Date
17 November 2018
Michael Tien, who chairs a Legco railways panel, says he has received information from a source that around 20 per cent of the steel bars used in Hung Hom Station expansion project may have been cut short to cover up some work deficiency. Photo: HKEJ
Michael Tien, who chairs a Legco railways panel, says he has received information from a source that around 20 per cent of the steel bars used in Hung Hom Station expansion project may have been cut short to cover up some work deficiency.
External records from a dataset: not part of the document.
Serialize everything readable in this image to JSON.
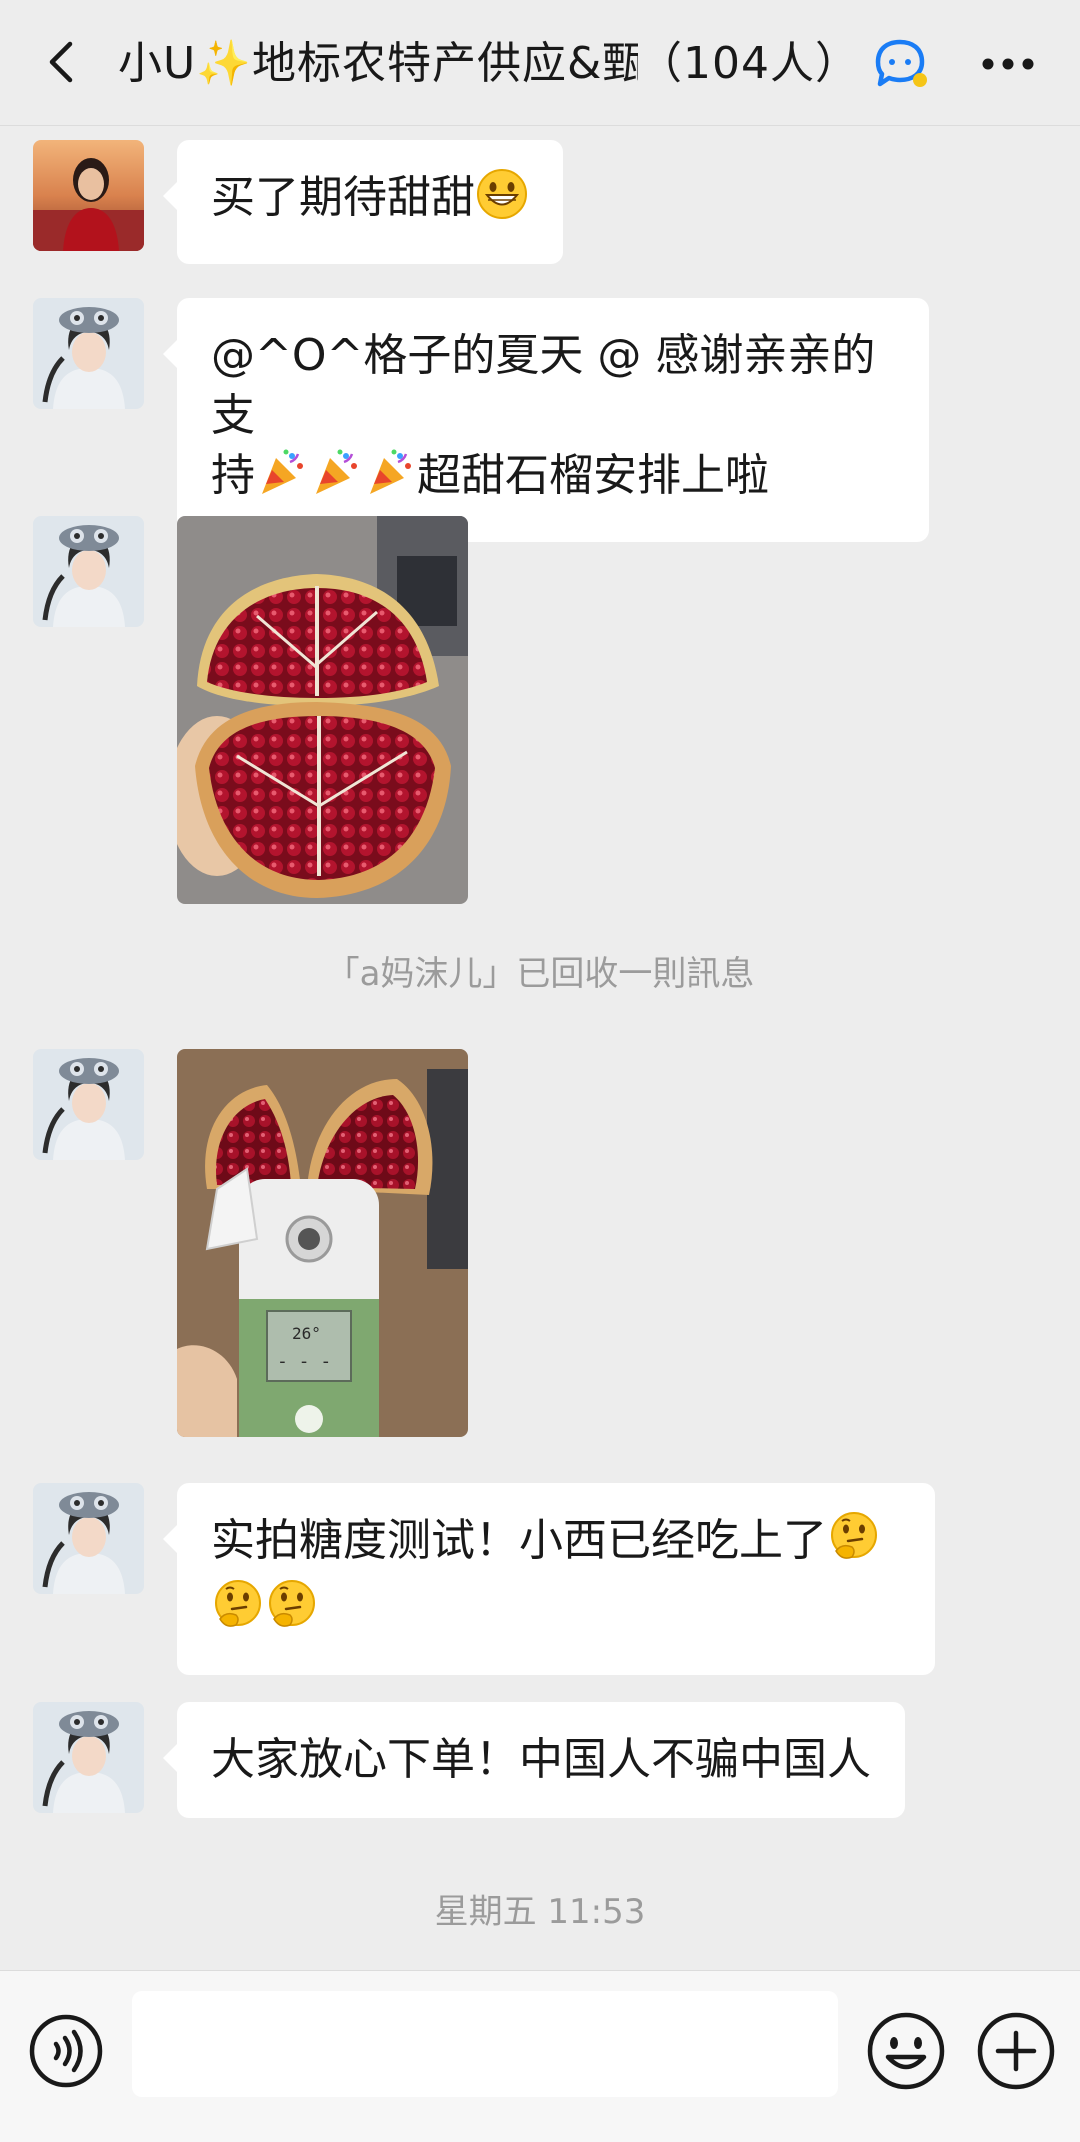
{
  "header": {
    "title_name": "小U✨地标农特产供应&甄",
    "title_count": "（104人）",
    "back_icon": "chevron-left-icon",
    "chat_icon": "chat-bubble-icon",
    "more_icon": "more-dots-icon"
  },
  "messages": [
    {
      "text": "买了期待甜甜",
      "emoji": "grinning-face"
    },
    {
      "text_line1": "@^O^格子的夏天 @ 感谢亲亲的支",
      "text_line2_a": "持",
      "text_line2_b": "超甜石榴安排上啦",
      "emoji": "party-popper"
    },
    {
      "image": "pomegranate-opened-photo"
    },
    {
      "image": "brix-meter-pomegranate-photo"
    },
    {
      "text_line1": "实拍糖度测试！小西已经吃上了",
      "emoji": "thinking-face"
    },
    {
      "text": "大家放心下单！中国人不骗中国人"
    }
  ],
  "system": {
    "recall_notice": "「a妈沫儿」已回收一則訊息",
    "timestamp": "星期五 11:53"
  },
  "input_bar": {
    "placeholder": "",
    "voice_icon": "voice-icon",
    "emoji_icon": "emoji-icon",
    "plus_icon": "plus-icon"
  },
  "colors": {
    "background": "#ededed",
    "bubble": "#ffffff",
    "system_text": "#9b9b9b",
    "accent": "#1a7cf5"
  }
}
Photo: HKEJ

MTR’s Hung Hom issue may be bigger than we think: Michael Tien

Lawmaker Michael Tien said he has received word that around 20 percent of the steel bars used in the platform expansion project at MTR’s Hung Hom station may have been cut short to cover up a work deficiency.

That suggests there were 5,000 shortened steel bars in 26,000 coupling rebars in the shoddy construction work at Hung Hom in relation to the Shatin-Central Link.

“It’s most worrisome that the station may pass the loading test this time but in five to ten years, if something happened, it will stop the whole Link,” Tien said on a radio program on Sunday, citing information allegedly provided by an MTR insider.

The contractor Leighton (Asia) had not shown evidence that it had fixed the problems, said Tien, while criticizing the current system as being ridiculous and complicated, the Hong Kong Economic Journal reports.

Under the current entrustment agreement between MTR Corp and its contractors, if a problem is discovered and alterations are needed, government approval is needed every time, which is both complicated and time consuming.

To avoid delay, inspectors would be inclined to deal with contractors themselves rather than reporting to the management.

Tien suggested that the railway operator abandon the Entrustment Agreement system.

A reform is needed, he said, adding that in future MTR also needs to ensure that its chairman or the CEO should have an engineering background.

In response to Tien’s comments, MTR said it has already submitted a report to the government. If the report is deemed unclear, authorities are welcome to set up a investigation committee to look into the matter, the railway operator said.

The company has been refusing to disclose the number of trimmed rebars but said it discovered in a 2015 inspection that five rebars had been cut, and that four other inspections had revealed less than 5 trimmed rebars in each case.